Misalnya, ketika hasil tes swab PCR saya yang menyatakan positif sudah keluar. Seketika itu juga sistem dapat melakukan pelacakan kontaknya. Juga memonitor keputusan pelayan medis / rumah sakit yang menangani saya. Termasuk memastikan proses evaluasi kelayakan melakukan isolasi mandiri. Lewat kerjasama jaringan dengan lingkungan warga masyarakat di mana saya berada.
Kini saya mengetahuinya dengan pasti berdasarkan pengalaman pribadi. Hal yang sangat sederhana dan mudah dilakukan itu, nyatanya terlalu rumit dan berlebihan. Jika kita mengharapkan pemerintah paham dan mampu melakukannya.
Padahal, setiap hari mereka terlihat sibuk dan bersungguh-sungguh. Kadang disertai parade untuk memamerkan hal-hal yang dilakukannya di hadapan publik.
+++
Sore tanggal 24 Desember 2020 itu, saya putuskan minta seluruh keluarga melakukan tes swab PCR. Termasuk istri yang baru beberapa hari lalu sudah pernah melakukan dan hasilnya negatif. Saat merasa tak enak badan ketika saya masih di Medan.
Tanggal 26 Desember 2020, ketika hasil tes seluruh anggota keluarga yang menyatakan negatif kami peroleh, saya menemukan ketenangan hati untuk menuliskan catatan harian. Mulai dari minggu sebelum berangkat ke Medan.

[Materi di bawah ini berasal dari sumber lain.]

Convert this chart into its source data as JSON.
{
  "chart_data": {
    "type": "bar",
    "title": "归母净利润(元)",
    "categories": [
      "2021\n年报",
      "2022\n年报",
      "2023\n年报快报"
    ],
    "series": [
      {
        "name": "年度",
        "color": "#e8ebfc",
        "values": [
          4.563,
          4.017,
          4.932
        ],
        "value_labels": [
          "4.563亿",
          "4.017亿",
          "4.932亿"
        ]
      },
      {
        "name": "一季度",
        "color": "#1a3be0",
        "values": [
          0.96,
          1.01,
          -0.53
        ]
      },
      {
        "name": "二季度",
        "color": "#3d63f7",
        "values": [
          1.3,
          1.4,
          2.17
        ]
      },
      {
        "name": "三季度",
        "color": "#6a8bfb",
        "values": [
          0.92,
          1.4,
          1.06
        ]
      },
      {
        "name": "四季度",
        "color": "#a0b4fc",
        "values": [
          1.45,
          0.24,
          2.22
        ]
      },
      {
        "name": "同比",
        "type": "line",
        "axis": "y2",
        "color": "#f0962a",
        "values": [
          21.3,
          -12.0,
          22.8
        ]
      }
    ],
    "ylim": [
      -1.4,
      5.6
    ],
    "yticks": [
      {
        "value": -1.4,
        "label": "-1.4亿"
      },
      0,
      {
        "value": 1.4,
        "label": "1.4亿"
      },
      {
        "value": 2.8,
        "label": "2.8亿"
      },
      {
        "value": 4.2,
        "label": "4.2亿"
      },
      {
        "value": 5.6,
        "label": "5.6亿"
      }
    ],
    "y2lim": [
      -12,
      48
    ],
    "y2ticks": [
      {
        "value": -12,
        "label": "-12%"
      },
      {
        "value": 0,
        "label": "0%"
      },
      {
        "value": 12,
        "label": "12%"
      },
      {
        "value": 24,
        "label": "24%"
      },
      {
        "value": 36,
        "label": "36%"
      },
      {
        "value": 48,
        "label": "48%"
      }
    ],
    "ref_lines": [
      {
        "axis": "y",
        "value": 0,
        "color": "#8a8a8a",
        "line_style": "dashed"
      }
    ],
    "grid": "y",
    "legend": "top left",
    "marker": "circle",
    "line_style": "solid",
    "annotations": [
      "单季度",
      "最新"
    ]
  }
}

Saya putuskan sendiri, untuk mempublikasikan catatan yang berjudul 'Maaf, Saya Telah Tertular' itu. Juga mengirimkan kepada teman dan kerabat yang pernah bertemu sebelumnya. Sebab mereka harus tahu. Tentang resiko yang mungkin saja menimpanya. Berikut perkembangan yang saya alami.
Catatan tersebut juga saya kirim ke pak RT. Agar lingkungan di sekitar kediaman kami, memaklumi musibah yang terjadi. Sekaligus mengetahui semua penanganan yang telah dilakukan. Tentunya agar tetangga kami tak khawatir.
+++
Catatan ini akan saya lanjutkan pada tulisan berikutnya. Disampaikan sebagai bagian dari upaya kita bersama menghadapi pandemi. Setidaknya, kritik sekaligus saran seperti ini yang dapat saya berikan.
Pengalaman ini, memang membuat saya tak mudah percaya, jika persoalan pandemi sekarang, bakal mampu diselesaikan dengan mudah. Sehingga kita bisa segera kembali seperti semula. Meski penggelaran upaya vaksinasi sudah dilakukan lengkap dengan pengawalannya yang terlihat gagah.
Tapi saya yakin virus corona tak memperdulikan pawai itu. Jangan-jangan mereka tersipu.